Grimm's Saga No. 245: The Children of Hameln or the Pied Piper of Hamelin

The place called Calvary.

In the year 1284 a strange man was seen in the town of Hamelin. He wore a parti-colored coat and a colorful scarf and that is why he was called Bundting (one colorfully dressed). He claimed he was a rat catcher and promised to free the town of all mice and rats in return for a certain sum of money. The town folk reached agreement and assured him he would receive the designated wage. Thereupon the rat catcher pulled out a little flute from his pocket and began to play. Immediately the rats and mice crept out from every house and gathered round him. When it seemed he had collected them all, he went out from town and the entire throng of mice and rats scampered behind him. And so he led them to the Weser River. Binding up his colorful cloak, he entered the swift waters. The animals eagerly following him were swept up by the swift current and drowned.

But when the townspeople saw that they were free from the pestilence, they regretted the promised reward and they denied him his wage with every manner of excuse until he became enraged and went away embittered.
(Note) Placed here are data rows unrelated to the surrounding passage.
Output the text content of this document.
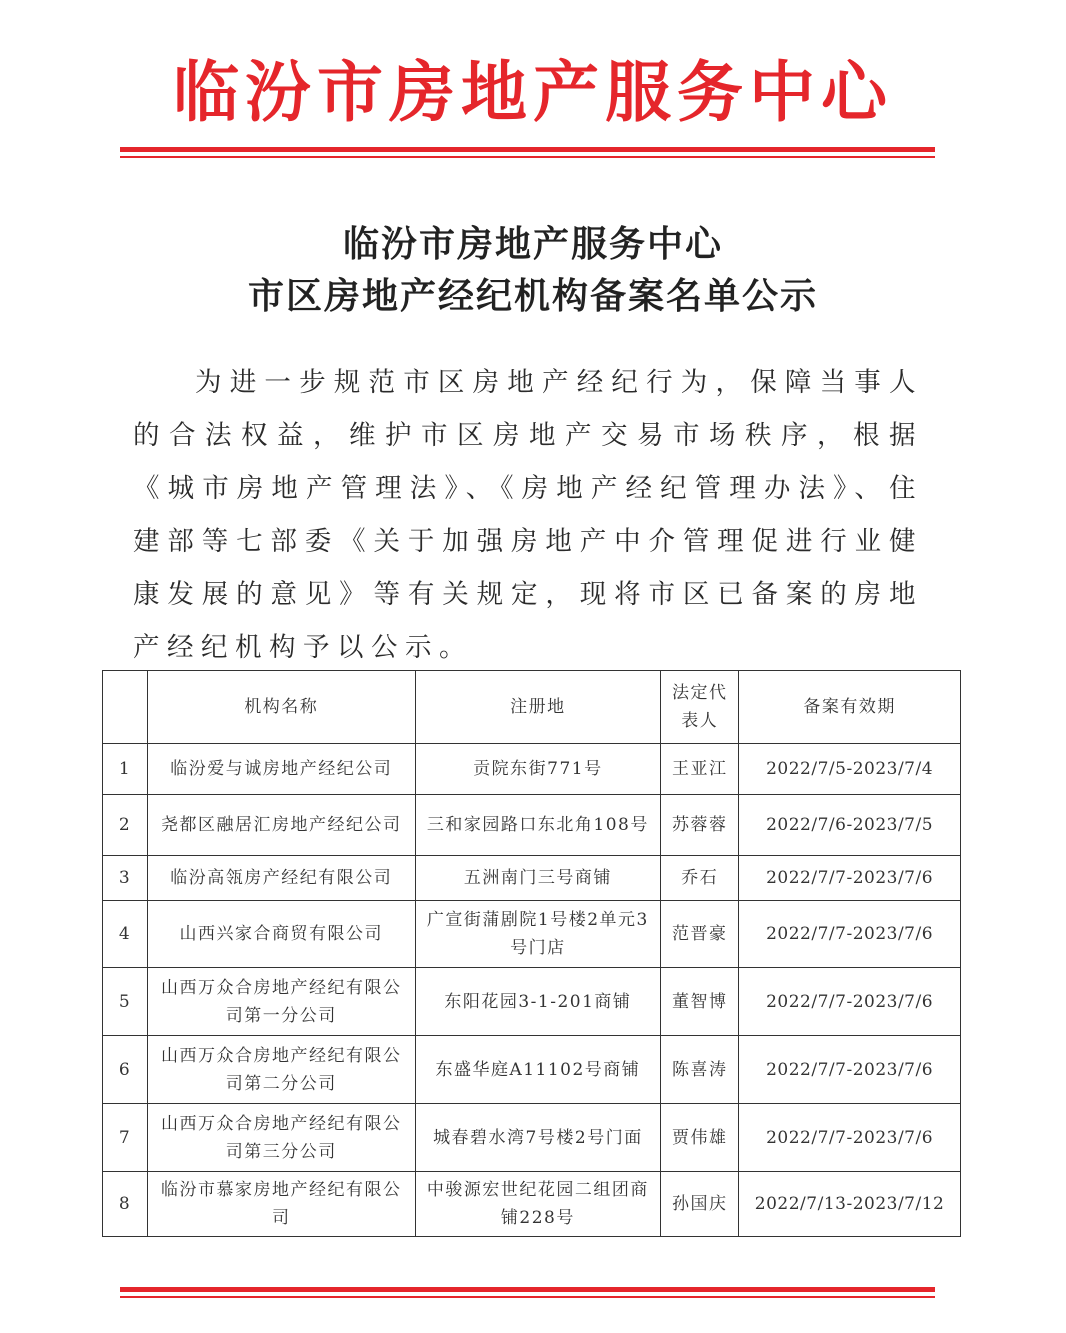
临汾市房地产服务中心
临汾市房地产服务中心
市区房地产经纪机构备案名单公示
为进一步规范市区房地产经纪行为，保障当事人的合法权益，维护市区房地产交易市场秩序，根据《城市房地产管理法》、《房地产经纪管理办法》、住建部等七部委《关于加强房地产中介管理促进行业健康发展的意见》等有关规定，现将市区已备案的房地产经纪机构予以公示。
	机构名称	注册地	法定代表人	备案有效期
1	临汾爱与诚房地产经纪公司	贡院东街771号	王亚江	2022/7/5-2023/7/4
2	尧都区融居汇房地产经纪公司	三和家园路口东北角108号	苏蓉蓉	2022/7/6-2023/7/5
3	临汾高瓴房产经纪有限公司	五洲南门三号商铺	乔石	2022/7/7-2023/7/6
4	山西兴家合商贸有限公司	广宣街蒲剧院1号楼2单元3号门店	范晋豪	2022/7/7-2023/7/6
5	山西万众合房地产经纪有限公司第一分公司	东阳花园3-1-201商铺	董智博	2022/7/7-2023/7/6
6	山西万众合房地产经纪有限公司第二分公司	东盛华庭A11102号商铺	陈喜涛	2022/7/7-2023/7/6
7	山西万众合房地产经纪有限公司第三分公司	城春碧水湾7号楼2号门面	贾伟雄	2022/7/7-2023/7/6
8	临汾市慕家房地产经纪有限公司	中骏源宏世纪花园二组团商铺228号	孙国庆	2022/7/13-2023/7/12
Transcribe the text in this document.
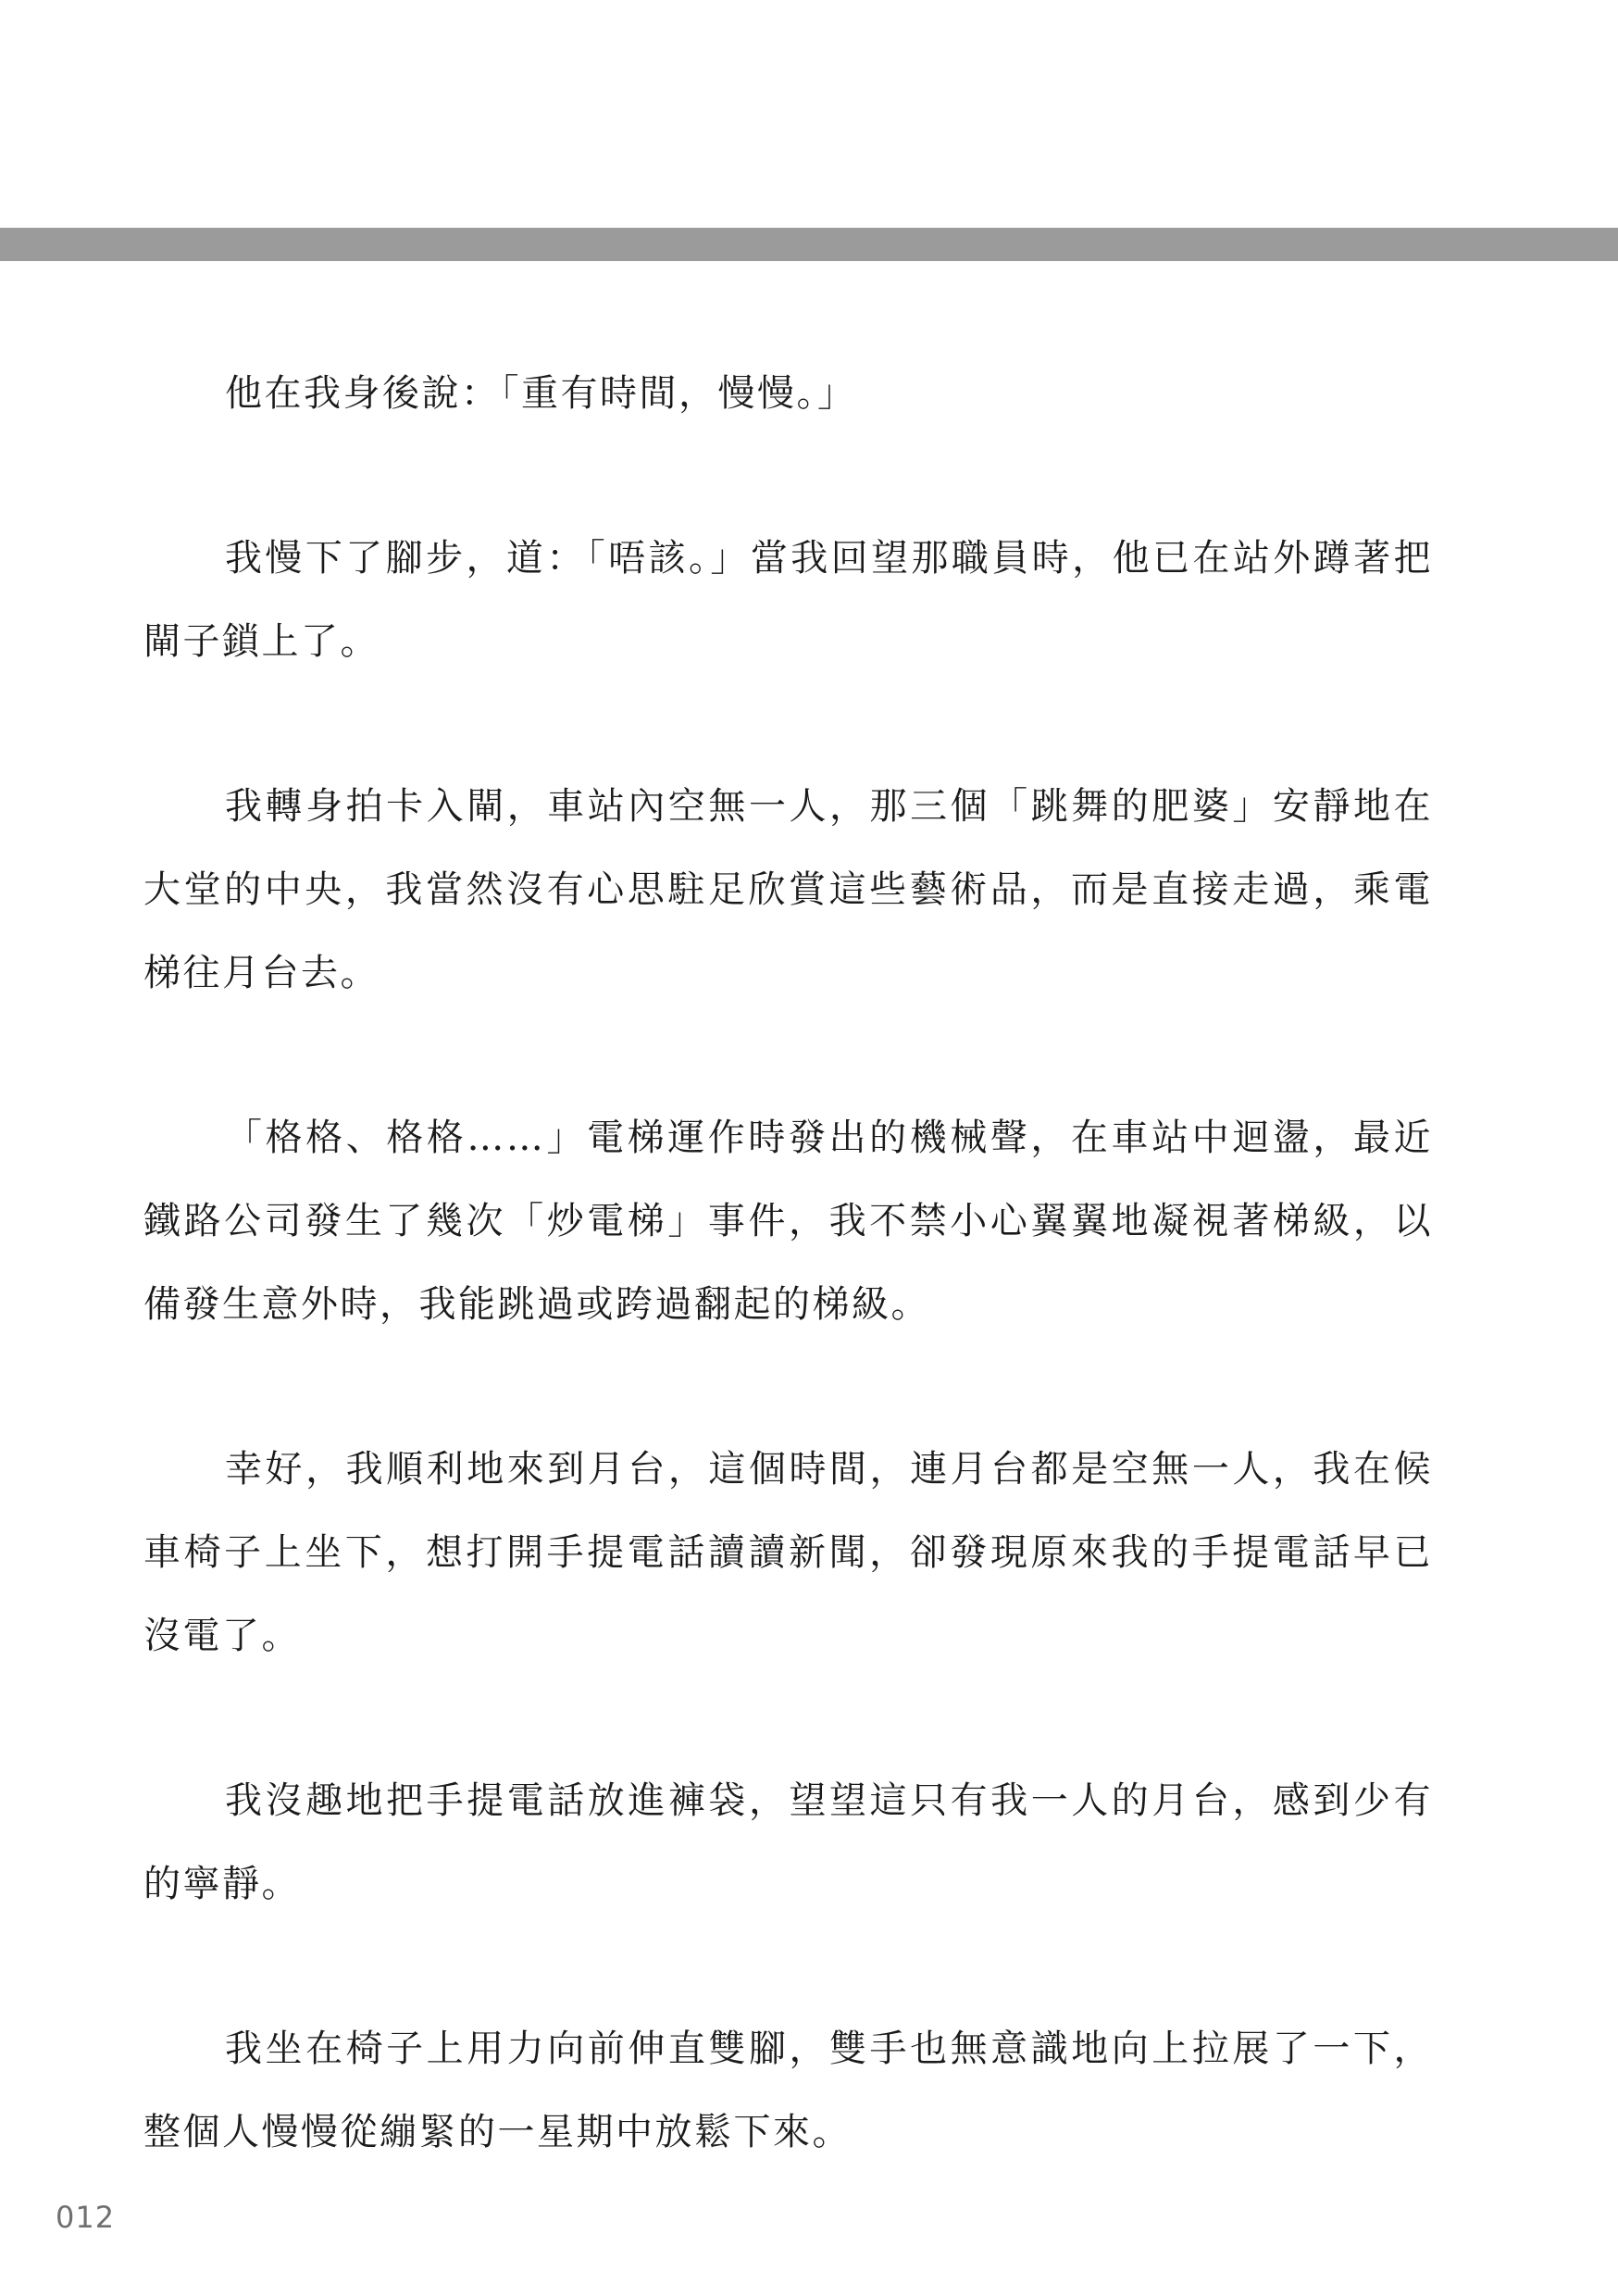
他在我身後說：「重有時間，慢慢。」

我慢下了腳步，道：「唔該。」當我回望那職員時，他已在站外蹲著把閘子鎖上了。

我轉身拍卡入閘，車站內空無一人，那三個「跳舞的肥婆」安靜地在大堂的中央，我當然沒有心思駐足欣賞這些藝術品，而是直接走過，乘電梯往月台去。

「格格、格格……」電梯運作時發出的機械聲，在車站中迴盪，最近鐵路公司發生了幾次「炒電梯」事件，我不禁小心翼翼地凝視著梯級，以備發生意外時，我能跳過或跨過翻起的梯級。

幸好，我順利地來到月台，這個時間，連月台都是空無一人，我在候車椅子上坐下，想打開手提電話讀讀新聞，卻發現原來我的手提電話早已沒電了。

我沒趣地把手提電話放進褲袋，望望這只有我一人的月台，感到少有的寧靜。

我坐在椅子上用力向前伸直雙腳，雙手也無意識地向上拉展了一下，整個人慢慢從繃緊的一星期中放鬆下來。

012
Early in the morning at 7 o’clock on June 26, John and Paul’s Day, (but according to others in the afternoon) he appeared again, but now in the shape of a huntsman with frightful visage and a strange red hat. He sounded his pipe in the alleyways and narrow streets. This time it was not rats and mice that came running but rather children, boys and girls aged four and up, in large numbers. Among them, was the grown daughter of the mayor. A procession of children followed him and he led them out to a mountain, where they all promptly disappeared. A child’s maid had seen it all; she carried a babe on her arm and had followed the crowd from afar, but returned to town to tell the story. The parents streamed out of the city gates and laden with grief, searched for their children. Mothers bewailed their loss. At that hour messengers were sent by land and water to all the surrounding towns to find out whether the children had been seen, but it was all for naught. In total, 130 children were lost. Some said two children had hurried behind the throng but were too late and had to return. The one was blind, the other mute, so that the blind child could not tell the location, but could only tell how they had followed the music. The mute child could point to the location, but couldn’t say anything. One boy ran out of the house only in his shirtsleeves. He returned to the house to get his jacket and thus escaped the misfortune. When he followed, he could see the other children arriving at the bottom of the mountain then he saw them vanish.

The street, where the children left the town through the gate was still called the Bungelose (silent street, where no drumbeat or music is heard) in the mid-eighteenth century because no one was allowed to dance or strum a musical instrument there. When a bride was brought to the church accompanied by music, the players had to silence their instruments when they crossed the road. The hill near Hamelin, where the children disappeared, is called Poppenberg. Here at the left and right two stones have been set up in cross-shape. Some say the children were taken into a cave and came out on the other side in Siebenbuergen (Transylvania).

The citizens of Hamelin had the story recorded in their city register and after that they always counted years and days according to the loss of their children. Seyfried recorded that it was the 22nd of June instead of the 26th when it happened. At the town hall the following words can be read:

In the year of our Lord 1284 in Hamelin, 130 children were lost to a piper at the place called Calvary.

In 1572 the Mayor had the story memorialized in a church window with the necessary caption, but the words are mostly illegible today. A coin was also made to commemorate the event.